There are several medications and combinations of heart disease medications that may be prescribed to help your dog or cat fight heart disease. The type of medication depends on the progress, symptoms, and type of heart disease.

Diuretics are usually the first medication prescribed for heart disease because they aid in the removal of fluid in the lungs. This should in turn cure any coughing and help reduce swelling of the belly. Two common diuretics are furosemide and spironolactone, which can be used together for more intense results. Dogs and cats are more likely to have increased urination and thirst while taking diuretics.

ACE Inhibitors are vasodilators, which widen the diameter of blood vessels, effectively reducing the amount of work for the heart. Commonly prescribed ACE inhibitors are Enalapril tabs for dogs and Lisinopril. Side effects of ACE inhibitors may include anorexia or vomiting, which indicate the dose may need adjustment.

Anti-arrhythmics stimulate the coordination of the heart contractions, keeping the heartbeats regular.

Indicators, such as Pimobendan (Vetmedin), also widen the blood vessels to give the heart a bit of relief, while also increasing strength in the heart's muscle fibers.

Positive Inotropes tend to be prescribed if all the other options have failed because the side effects can be severe if the dosage is off by a small margin. Digoxin is a popular choice.

Supplements, Diet, and Exercise as Part of Treatment for Heart Disease

Besides medications, your veterinarian may recommend dietary supplements or modifications for your pet.

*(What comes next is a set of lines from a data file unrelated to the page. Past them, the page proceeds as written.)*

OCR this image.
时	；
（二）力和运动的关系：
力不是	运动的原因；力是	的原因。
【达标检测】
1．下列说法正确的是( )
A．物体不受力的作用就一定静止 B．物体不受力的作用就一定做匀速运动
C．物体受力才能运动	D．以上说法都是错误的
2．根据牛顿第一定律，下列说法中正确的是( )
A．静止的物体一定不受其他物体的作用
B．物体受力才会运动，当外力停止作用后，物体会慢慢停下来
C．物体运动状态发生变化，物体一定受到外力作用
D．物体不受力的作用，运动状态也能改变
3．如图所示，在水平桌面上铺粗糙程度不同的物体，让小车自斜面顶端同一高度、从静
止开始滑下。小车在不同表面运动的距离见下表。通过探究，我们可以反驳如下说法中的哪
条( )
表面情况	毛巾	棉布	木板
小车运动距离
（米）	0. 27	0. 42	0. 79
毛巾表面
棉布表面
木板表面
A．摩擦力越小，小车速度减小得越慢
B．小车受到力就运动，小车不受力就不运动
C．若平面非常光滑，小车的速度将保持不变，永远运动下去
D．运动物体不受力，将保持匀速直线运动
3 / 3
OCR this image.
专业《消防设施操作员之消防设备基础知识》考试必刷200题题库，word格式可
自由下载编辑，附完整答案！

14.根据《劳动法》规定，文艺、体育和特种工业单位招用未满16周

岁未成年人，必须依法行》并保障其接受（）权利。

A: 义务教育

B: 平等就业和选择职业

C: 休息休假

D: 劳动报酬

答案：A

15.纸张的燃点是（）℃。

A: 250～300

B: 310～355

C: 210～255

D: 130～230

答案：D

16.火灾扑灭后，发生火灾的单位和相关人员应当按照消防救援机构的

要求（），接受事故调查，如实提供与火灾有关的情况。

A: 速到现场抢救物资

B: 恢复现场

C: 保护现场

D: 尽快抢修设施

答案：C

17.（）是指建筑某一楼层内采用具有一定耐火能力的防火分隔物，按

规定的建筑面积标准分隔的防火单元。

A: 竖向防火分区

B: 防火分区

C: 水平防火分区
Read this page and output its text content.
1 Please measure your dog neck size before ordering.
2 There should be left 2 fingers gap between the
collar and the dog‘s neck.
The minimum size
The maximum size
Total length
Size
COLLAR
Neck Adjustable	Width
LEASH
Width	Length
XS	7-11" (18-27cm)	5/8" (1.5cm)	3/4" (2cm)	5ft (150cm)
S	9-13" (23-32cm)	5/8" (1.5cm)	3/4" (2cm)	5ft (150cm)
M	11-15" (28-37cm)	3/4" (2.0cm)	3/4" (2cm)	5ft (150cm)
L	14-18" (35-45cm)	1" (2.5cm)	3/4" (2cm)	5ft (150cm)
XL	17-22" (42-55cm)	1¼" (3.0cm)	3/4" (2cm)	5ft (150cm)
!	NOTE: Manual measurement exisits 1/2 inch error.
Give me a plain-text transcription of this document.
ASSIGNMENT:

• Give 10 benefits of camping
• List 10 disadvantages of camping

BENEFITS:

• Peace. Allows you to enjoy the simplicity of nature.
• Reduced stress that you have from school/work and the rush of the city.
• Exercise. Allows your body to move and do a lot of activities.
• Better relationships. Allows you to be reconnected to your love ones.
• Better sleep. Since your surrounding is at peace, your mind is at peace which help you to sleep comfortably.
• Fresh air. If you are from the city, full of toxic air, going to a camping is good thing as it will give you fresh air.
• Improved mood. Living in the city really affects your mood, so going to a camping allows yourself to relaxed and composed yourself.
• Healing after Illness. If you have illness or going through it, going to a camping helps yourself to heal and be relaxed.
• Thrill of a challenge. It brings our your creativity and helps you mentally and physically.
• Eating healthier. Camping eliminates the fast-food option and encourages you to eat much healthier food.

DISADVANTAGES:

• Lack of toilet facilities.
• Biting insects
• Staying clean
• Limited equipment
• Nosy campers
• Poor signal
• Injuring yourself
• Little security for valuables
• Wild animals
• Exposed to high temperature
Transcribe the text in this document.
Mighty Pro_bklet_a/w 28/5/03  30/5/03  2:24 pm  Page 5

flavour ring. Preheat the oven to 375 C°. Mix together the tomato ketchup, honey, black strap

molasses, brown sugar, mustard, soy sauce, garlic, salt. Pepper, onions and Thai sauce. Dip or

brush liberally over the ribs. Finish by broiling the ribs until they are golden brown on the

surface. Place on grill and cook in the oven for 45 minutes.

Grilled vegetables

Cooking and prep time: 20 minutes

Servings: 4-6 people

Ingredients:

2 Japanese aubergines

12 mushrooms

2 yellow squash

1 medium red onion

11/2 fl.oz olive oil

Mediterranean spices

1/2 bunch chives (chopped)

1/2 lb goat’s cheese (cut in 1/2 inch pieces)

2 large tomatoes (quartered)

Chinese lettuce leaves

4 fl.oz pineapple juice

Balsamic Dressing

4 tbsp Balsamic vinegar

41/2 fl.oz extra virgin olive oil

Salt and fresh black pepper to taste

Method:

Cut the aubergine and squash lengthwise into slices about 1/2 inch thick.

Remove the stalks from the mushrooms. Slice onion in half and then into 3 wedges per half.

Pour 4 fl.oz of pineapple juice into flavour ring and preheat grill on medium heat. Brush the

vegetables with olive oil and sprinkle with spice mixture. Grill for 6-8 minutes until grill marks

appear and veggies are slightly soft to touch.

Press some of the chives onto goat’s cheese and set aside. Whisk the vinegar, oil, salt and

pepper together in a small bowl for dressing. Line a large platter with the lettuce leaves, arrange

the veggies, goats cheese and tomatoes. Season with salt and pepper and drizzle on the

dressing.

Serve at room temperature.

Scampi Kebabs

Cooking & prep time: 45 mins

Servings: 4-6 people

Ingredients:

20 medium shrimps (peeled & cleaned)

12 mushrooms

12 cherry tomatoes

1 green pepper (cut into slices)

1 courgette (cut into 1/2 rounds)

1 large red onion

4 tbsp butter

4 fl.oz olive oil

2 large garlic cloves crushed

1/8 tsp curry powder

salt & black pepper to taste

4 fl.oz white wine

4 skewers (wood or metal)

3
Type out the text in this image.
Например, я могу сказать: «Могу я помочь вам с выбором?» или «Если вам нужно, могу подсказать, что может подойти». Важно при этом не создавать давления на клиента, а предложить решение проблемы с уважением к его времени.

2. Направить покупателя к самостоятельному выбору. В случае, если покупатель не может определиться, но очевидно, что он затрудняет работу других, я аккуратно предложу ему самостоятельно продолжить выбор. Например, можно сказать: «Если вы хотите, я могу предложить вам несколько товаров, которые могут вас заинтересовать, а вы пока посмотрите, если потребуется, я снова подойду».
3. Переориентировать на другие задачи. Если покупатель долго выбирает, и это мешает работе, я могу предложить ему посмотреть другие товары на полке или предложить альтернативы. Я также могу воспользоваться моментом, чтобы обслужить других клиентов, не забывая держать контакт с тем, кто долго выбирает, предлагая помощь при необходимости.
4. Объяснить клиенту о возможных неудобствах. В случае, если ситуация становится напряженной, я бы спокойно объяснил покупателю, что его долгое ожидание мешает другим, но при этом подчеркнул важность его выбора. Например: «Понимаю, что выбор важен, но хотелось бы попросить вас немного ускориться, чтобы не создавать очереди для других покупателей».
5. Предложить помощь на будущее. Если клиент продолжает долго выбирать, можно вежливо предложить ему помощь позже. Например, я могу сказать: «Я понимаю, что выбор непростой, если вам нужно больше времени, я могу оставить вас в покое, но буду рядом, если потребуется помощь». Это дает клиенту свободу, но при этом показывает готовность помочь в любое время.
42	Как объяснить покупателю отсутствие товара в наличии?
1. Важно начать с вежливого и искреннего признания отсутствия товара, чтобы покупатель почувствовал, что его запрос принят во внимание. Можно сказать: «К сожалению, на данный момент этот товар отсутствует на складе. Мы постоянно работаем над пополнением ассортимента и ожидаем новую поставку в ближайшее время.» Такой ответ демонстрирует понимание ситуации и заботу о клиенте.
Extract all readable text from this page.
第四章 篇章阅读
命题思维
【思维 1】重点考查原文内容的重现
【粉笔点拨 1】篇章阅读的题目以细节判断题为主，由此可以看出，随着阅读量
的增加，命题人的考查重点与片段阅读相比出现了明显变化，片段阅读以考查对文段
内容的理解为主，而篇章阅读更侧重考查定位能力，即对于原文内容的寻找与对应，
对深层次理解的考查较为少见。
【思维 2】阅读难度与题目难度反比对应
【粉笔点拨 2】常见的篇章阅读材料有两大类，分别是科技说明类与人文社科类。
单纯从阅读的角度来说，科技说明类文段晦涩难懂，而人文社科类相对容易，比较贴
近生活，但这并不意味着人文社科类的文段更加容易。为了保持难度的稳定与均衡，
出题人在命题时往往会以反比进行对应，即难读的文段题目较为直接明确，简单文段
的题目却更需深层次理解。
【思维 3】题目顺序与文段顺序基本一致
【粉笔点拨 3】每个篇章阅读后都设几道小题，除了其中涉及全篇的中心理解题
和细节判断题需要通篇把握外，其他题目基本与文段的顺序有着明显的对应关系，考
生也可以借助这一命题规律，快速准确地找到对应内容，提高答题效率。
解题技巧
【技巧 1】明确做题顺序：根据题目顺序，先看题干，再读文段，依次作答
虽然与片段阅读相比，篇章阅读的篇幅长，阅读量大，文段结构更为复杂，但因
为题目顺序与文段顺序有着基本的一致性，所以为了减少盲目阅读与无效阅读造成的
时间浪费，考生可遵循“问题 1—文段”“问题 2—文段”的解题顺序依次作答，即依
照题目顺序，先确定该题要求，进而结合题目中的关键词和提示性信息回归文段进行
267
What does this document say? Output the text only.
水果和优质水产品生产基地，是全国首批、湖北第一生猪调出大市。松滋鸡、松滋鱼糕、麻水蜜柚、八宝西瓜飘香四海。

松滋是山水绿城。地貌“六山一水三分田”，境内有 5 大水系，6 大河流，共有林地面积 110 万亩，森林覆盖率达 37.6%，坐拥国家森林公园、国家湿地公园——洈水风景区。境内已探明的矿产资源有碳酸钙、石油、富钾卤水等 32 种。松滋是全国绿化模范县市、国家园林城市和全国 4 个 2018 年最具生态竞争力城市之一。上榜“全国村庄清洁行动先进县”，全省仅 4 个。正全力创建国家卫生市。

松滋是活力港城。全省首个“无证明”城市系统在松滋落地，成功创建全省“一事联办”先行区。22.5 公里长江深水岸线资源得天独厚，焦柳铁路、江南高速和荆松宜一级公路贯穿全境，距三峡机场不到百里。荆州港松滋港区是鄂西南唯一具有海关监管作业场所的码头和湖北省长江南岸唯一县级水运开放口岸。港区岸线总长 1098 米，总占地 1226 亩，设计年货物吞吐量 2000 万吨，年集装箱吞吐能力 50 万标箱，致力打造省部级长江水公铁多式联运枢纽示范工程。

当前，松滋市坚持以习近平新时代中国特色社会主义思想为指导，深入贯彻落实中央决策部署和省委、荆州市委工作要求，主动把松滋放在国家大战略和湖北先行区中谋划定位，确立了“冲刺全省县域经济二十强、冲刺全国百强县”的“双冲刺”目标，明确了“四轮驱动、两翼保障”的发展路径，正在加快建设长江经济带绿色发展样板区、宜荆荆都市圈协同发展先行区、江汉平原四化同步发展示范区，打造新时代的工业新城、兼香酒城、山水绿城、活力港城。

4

Coenzyme Q has been shown to help prevent or delay heart disease and can slow the disease's progress. Coenzyme Q can be given to dogs and cats that are genetically prone to heart disease, as well as acquired heart disease patients.

Low Sodium Diets are often recommended by veterinarians, based on the efficacy a low sodium diet has proven to have on humans with heart disease.

Omega-3 Fatty Acids are found at high levels in fish, and in fish oil supplements, and can help reduce the risk of heart failure.

Taurine and L-carnitine are amino acids necessary for cats and dogs to maintain good cardiac health. If the animal becomes deficient in these amino acids, they become at greater risk for heart disease.

Exercise and helping your dog or cat maintain a healthy weight will help their heart stay strong and efficient. In fact, exercise can help prevent a number of problems and can help keep your dog or cat living a happier, longer life.

This information is for informational purposes only and is not meant as a substitute for the professional advice of, or diagnosis or treatment by, your veterinarian with respect to your pet. It has, however, been verified by a licensed veterinarian for accuracy.